Everything is life is dependent. And the biggest issue is uncertainty. Following COVID there will be lots of people unemployed and growth businesses of the future will need to grow so that people can be hired. If because of transition and uncertainty companies put off investments then that leaves people languishing unemployed and that is unacceptable.
I rent a small office/studio from a couple of brothers who have a flooring company in the east end. Their dad was in his seventies and I used to see hm about the place quite frequently. He came down with the Covid (as did one of the brothers) & went into hospital in April. According to him he was told to say goodbye to his family then. He got really sick and the doc told him that they could put him on a ventilator but the prognosis wasn't good. They advised (again according to him) to stay on oxygen and that they'd keep his temperature really low, which he went for.

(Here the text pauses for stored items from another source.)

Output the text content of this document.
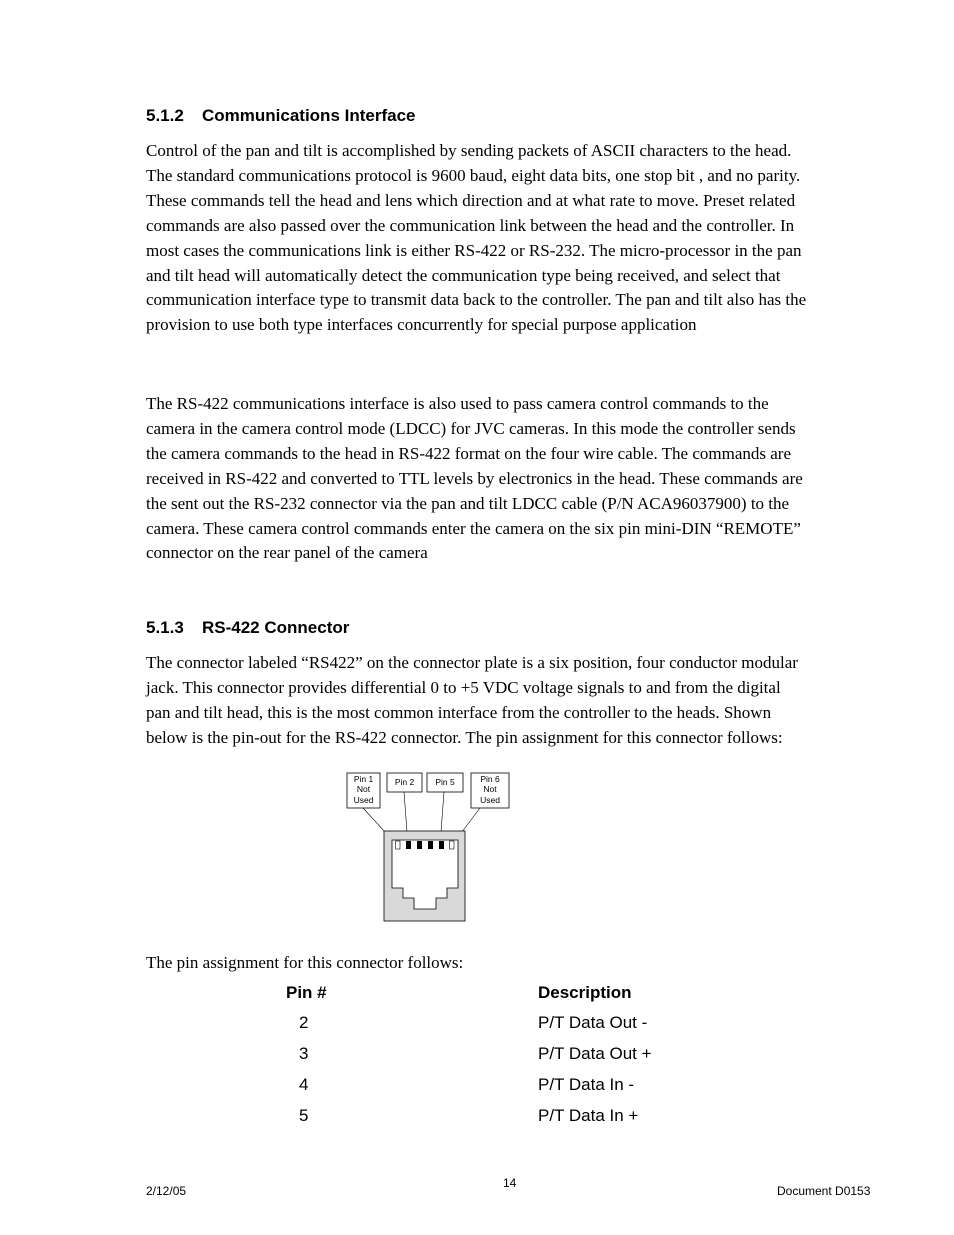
5.1.2 Communications Interface
Control of the pan and tilt is accomplished by sending packets of ASCII characters to the head.
The standard communications protocol is 9600 baud, eight data bits, one stop bit , and no parity.
These commands tell the head and lens which direction and at what rate to move. Preset related
commands are also passed over the communication link between the head and the controller. In
most cases the communications link is either RS-422 or RS-232. The micro-processor in the pan
and tilt head will automatically detect the communication type being received, and select that
communication interface type to transmit data back to the controller. The pan and tilt also has the
provision to use both type interfaces concurrently for special purpose application
The RS-422 communications interface is also used to pass camera control commands to the
camera in the camera control mode (LDCC) for JVC cameras. In this mode the controller sends
the camera commands to the head in RS-422 format on the four wire cable. The commands are
received in RS-422 and converted to TTL levels by electronics in the head. These commands are
the sent out the RS-232 connector via the pan and tilt LDCC cable (P/N ACA96037900) to the
camera. These camera control commands enter the camera on the six pin mini-DIN “REMOTE”
connector on the rear panel of the camera
5.1.3 RS-422 Connector
The connector labeled “RS422” on the connector plate is a six position, four conductor modular
jack. This connector provides differential 0 to +5 VDC voltage signals to and from the digital
pan and tilt head, this is the most common interface from the controller to the heads. Shown
below is the pin-out for the RS-422 connector. The pin assignment for this connector follows:
Pin 1
Not
Used
Pin 2 Pin 5	Pin 6
Not
Used
The pin assignment for this connector follows:
Pin #	Description
2	P/T Data Out -
3	P/T Data Out +
4	P/T Data In -
5	P/T Data In +
2/12/05
14
Document D0153
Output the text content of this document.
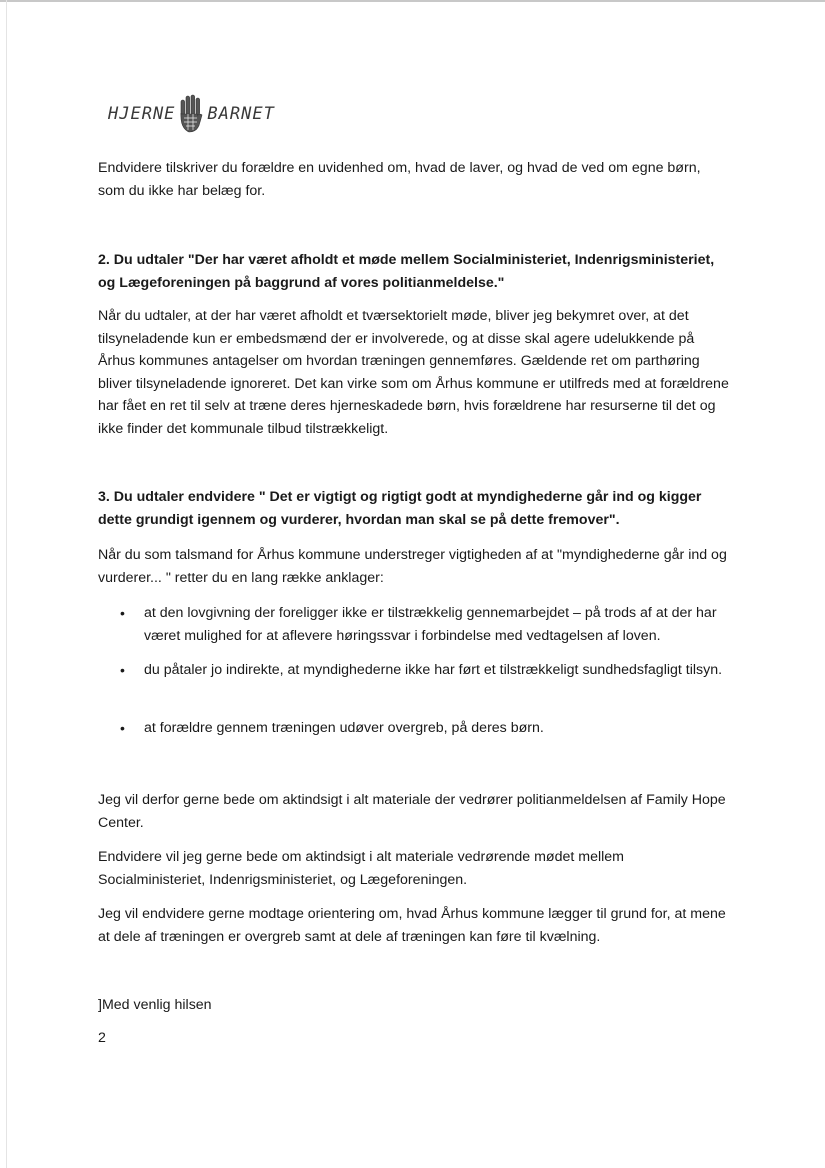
HJERNE BARNET
Endvidere tilskriver du forældre en uvidenhed om, hvad de laver, og hvad de ved om egne børn, som du ikke har belæg for.
2. Du udtaler "Der har været afholdt et møde mellem Socialministeriet, Indenrigsministeriet, og Lægeforeningen på baggrund af vores politianmeldelse."
Når du udtaler, at der har været afholdt et tværsektorielt møde, bliver jeg bekymret over, at det tilsyneladende kun er embedsmænd der er involverede, og at disse skal agere udelukkende på Århus kommunes antagelser om hvordan træningen gennemføres. Gældende ret om parthøring bliver tilsyneladende ignoreret. Det kan virke som om Århus kommune er utilfreds med at forældrene har fået en ret til selv at træne deres hjerneskadede børn, hvis forældrene har resurserne til det og ikke finder det kommunale tilbud tilstrækkeligt.
3. Du udtaler endvidere " Det er vigtigt og rigtigt godt at myndighederne går ind og kigger dette grundigt igennem og vurderer, hvordan man skal se på dette fremover".
Når du som talsmand for Århus kommune understreger vigtigheden af at "myndighederne går ind og vurderer... " retter du en lang række anklager:
• at den lovgivning der foreligger ikke er tilstrækkelig gennemarbejdet – på trods af at der har været mulighed for at aflevere høringssvar i forbindelse med vedtagelsen af loven.
• du påtaler jo indirekte, at myndighederne ikke har ført et tilstrækkeligt sundhedsfagligt tilsyn.
• at forældre gennem træningen udøver overgreb, på deres børn.
Jeg vil derfor gerne bede om aktindsigt i alt materiale der vedrører politianmeldelsen af Family Hope Center.
Endvidere vil jeg gerne bede om aktindsigt i alt materiale vedrørende mødet mellem Socialministeriet, Indenrigsministeriet, og Lægeforeningen.
Jeg vil endvidere gerne modtage orientering om, hvad Århus kommune lægger til grund for, at mene at dele af træningen er overgreb samt at dele af træningen kan føre til kvælning.
]Med venlig hilsen
2
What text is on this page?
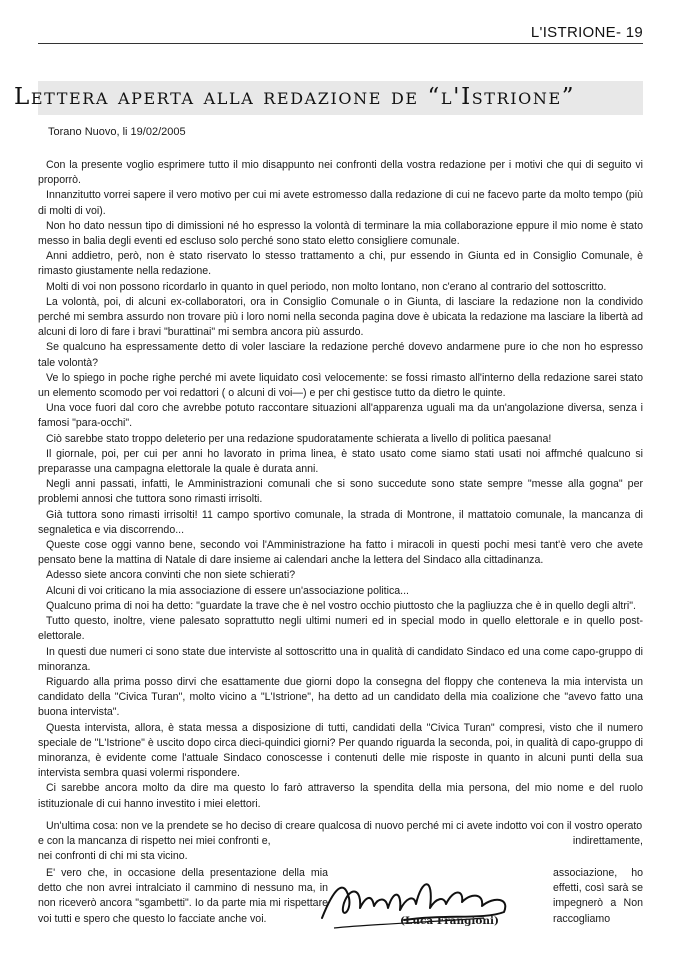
L'ISTRIONE- 19
Lettera aperta alla redazione de “l'Istrione”
Torano Nuovo, li 19/02/2005

Con la presente voglio esprimere tutto il mio disappunto nei confronti della vostra redazione per i motivi che qui di seguito vi proporrò.

Innanzitutto vorrei sapere il vero motivo per cui mi avete estromesso dalla redazione di cui ne facevo parte da molto tempo (più di molti di voi).

Non ho dato nessun tipo di dimissioni né ho espresso la volontà di terminare la mia collaborazione eppure il mio nome è stato messo in balia degli eventi ed escluso solo perché sono stato eletto consigliere comunale.

Anni addietro, però, non è stato riservato lo stesso trattamento a chi, pur essendo in Giunta ed in Consiglio Comunale, è rimasto giustamente nella redazione.

Molti di voi non possono ricordarlo in quanto in quel periodo, non molto lontano, non c'erano al contrario del sottoscritto.

La volontà, poi, di alcuni ex-collaboratori, ora in Consiglio Comunale o in Giunta, di lasciare la redazione non la condivido perché mi sembra assurdo non trovare più i loro nomi nella seconda pagina dove è ubicata la redazione ma lasciare la libertà ad alcuni di loro di fare i bravi "burattinai" mi sembra ancora più assurdo.

Se qualcuno ha espressamente detto di voler lasciare la redazione perché dovevo andarmene pure io che non ho espresso tale volontà?

Ve lo spiego in poche righe perché mi avete liquidato così velocemente: se fossi rimasto all'interno della redazione sarei stato un elemento scomodo per voi redattori ( o alcuni di voi—) e per chi gestisce tutto da dietro le quinte.

Una voce fuori dal coro che avrebbe potuto raccontare situazioni all'apparenza uguali ma da un'angolazione diversa, senza i famosi "para-occhi".

Ciò sarebbe stato troppo deleterio per una redazione spudoratamente schierata a livello di politica paesana!

Il giornale, poi, per cui per anni ho lavorato in prima linea, è stato usato come siamo stati usati noi affmché qualcuno si preparasse una campagna elettorale la quale è durata anni.

Negli anni passati, infatti, le Amministrazioni comunali che si sono succedute sono state sempre "messe alla gogna" per problemi annosi che tuttora sono rimasti irrisolti.

Già tuttora sono rimasti irrisolti! 11 campo sportivo comunale, la strada di Montrone, il mattatoio comunale, la mancanza di segnaletica e via discorrendo...

Queste cose oggi vanno bene, secondo voi l'Amministrazione ha fatto i miracoli in questi pochi mesi tant'è vero che avete pensato bene la mattina di Natale di dare insieme ai calendari anche la lettera del Sindaco alla cittadinanza.

Adesso siete ancora convinti che non siete schierati?

Alcuni di voi criticano la mia associazione di essere un'associazione politica...

Qualcuno prima di noi ha detto: "guardate la trave che è nel vostro occhio piuttosto che la pagliuzza che è in quello degli altri".

Tutto questo, inoltre, viene palesato soprattutto negli ultimi numeri ed in special modo in quello elettorale e in quello post-elettorale.

In questi due numeri ci sono state due interviste al sottoscritto una in qualità di candidato Sindaco ed una come capo-gruppo di minoranza.

Riguardo alla prima posso dirvi che esattamente due giorni dopo la consegna del floppy che conteneva la mia intervista un candidato della "Civica Turan", molto vicino a "L'Istrione", ha detto ad un candidato della mia coalizione che "avevo fatto una buona intervista".

Questa intervista, allora, è stata messa a disposizione di tutti, candidati della "Civica Turan" compresi, visto che il numero speciale de "L'Istrione" è uscito dopo circa dieci-quindici giorni? Per quando riguarda la seconda, poi, in qualità di capo-gruppo di minoranza, è evidente come l'attuale Sindaco conoscesse i contenuti delle mie risposte in quanto in alcuni punti della sua intervista sembra quasi volermi rispondere.

Ci sarebbe ancora molto da dire ma questo lo farò attraverso la spendita della mia persona, del mio nome e del ruolo istituzionale di cui hanno investito i miei elettori.

Un'ultima cosa: non ve la prendete se ho deciso di creare qualcosa di nuovo perché mi ci avete indotto voi con il vostro operato e con la mancanza di rispetto nei miei confronti e,	indirettamente,

nei confronti di chi mi sta vicino.

E' vero che, in occasione della presentazione della mia detto che non avrei intralciato il cammino di nessuno ma, in non riceverò ancora "sgambetti". Io da parte mia mi rispettare voi tutti e spero che questo lo facciate anche voi.

associazione, ho effetti, così sarà se impegnerò a Non raccogliamo

(Luca Frangioni)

He pulled through and got home at the start of July.
He went out for a family meal 2 weeks ago and had his first couple of pints since being in hospital, was found dead in front of the telly at 3am the following morning. I assume that since it was longer than 28 days since he left hospital and he hadn't gone back in, that would be counted as a non Covid death, but the chances of it not being related to a recent near death experience seem pretty slim to me.
But Boris Johnson, so...
Your desire is just about what I think is most sensible under the circs. Let the transition continue for 6-18 months or thereabouts until we have the systems and processes in place and until the disruptions caused by Covid have worked themselves through the economy.
https://twitter.com/Politics_Polls/status/1301537288242036738?s=20
However even getting a deal isn't going to make mich dfference thanks to the very thin trade deal negotiated so far:
https://www.ft.com/content/49af99f3-4669-4654-a444-4e5e9635791c
So there will be border disruption from 1 January 2021 whatever the outcome of the negotiations, the main choice is whether food prices go up lots without a deal or only a bit with one.
Questions about industry are now settled - friction means industry in the UK contracting and that is the case either way. All the cards may or may not have been held at some point: either way they have been torched now along with the hands holding them.
There is no expectation, in either law or derived from previous ballots, that all votes will or should be received and counted by November 3rd, or 4th for that matter.
The process has always allowed a month for disputes to be resolved, and any recounts; the deadline is actually December 8th. The 'electors' don't cast their electoral college votes until December 14th, and don't have to be received by the Senate until the 23rd:
https://www.ncsl.org/research/elections-and-campaigns/the-electoral-college.aspx
There are certain to be court cases within states (there always are). The wild card is whether Trump attempts to abuse his executive powers, with the collaboration of his placeman in the Justice Department, to sabotage a fair count of votes.
I once raised some (mild) Brexit concerns with a junior minister who, in response, just raised his voice and lectured me.
It views questions or challenges about Brexit as heresy. I had to remind him I wanted to see it succeed, and addressing my concerns was instrumental to that.